The declining number may not in itself be a reason for worry. Many bright candidates these days opt for the private sector or advanced studies abroad, whereas in earlier times, young aspirants had no other avenue to prove ourselves than all-India services.
I learn from Sriram's IAS at Delhi, which groomed Mr S. Nagarajan to become the topper this year, that the success rate is also determined by the mix of subjects. For instance, general studies including Constitution, current affairs, economy and science and technology are tough as there are no readily available books that do justice to the three dimensions of content, language and depth.
Reflecting their decisive role in the country's development, economic issues are coming to occupy a conspicuous position in the scheme of the examinations, calling for a thorough grasp of their complexities and intricacies.

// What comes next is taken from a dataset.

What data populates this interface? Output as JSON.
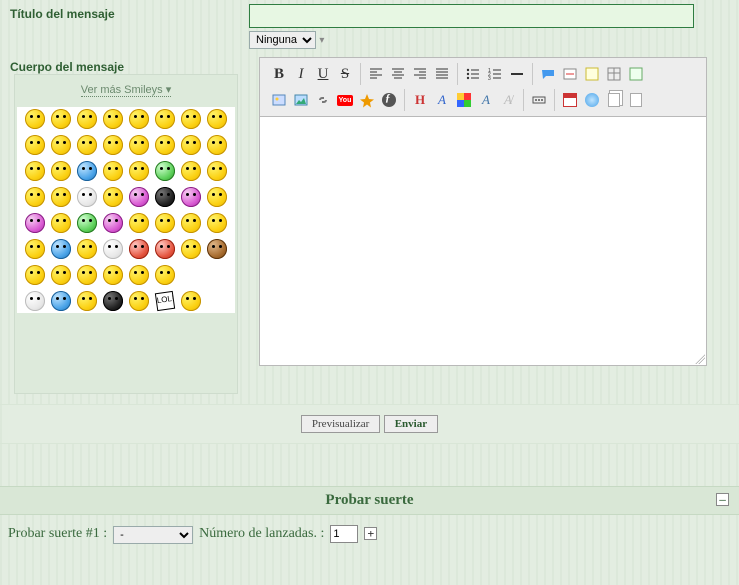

Sometimes candidates score better in, say, public administration and geography, than in technical subjects.
Proficiency in English matters but not as much as earlier. Ideas, analysis and presentation count far more in assessing the intellectual calibre, and this is as it should be. Delhi beckons as the ideal place for preparation because of the facility of easy access to think-tanks and the variety of seminars conducted by them as also to the faculties and libraries of the Jawaharlal Nehru and Delhi Universities.
Most candidates seem to find the need for coaching to be absolutely essential. Coaching centres run by the Universities and private institutions such as the Brilliant Tutorials and Sriram's are in great demand, because of their record of successful candidates and their ability to digest, process and present the material for use in the examinations, thus saving the time involved in preparation.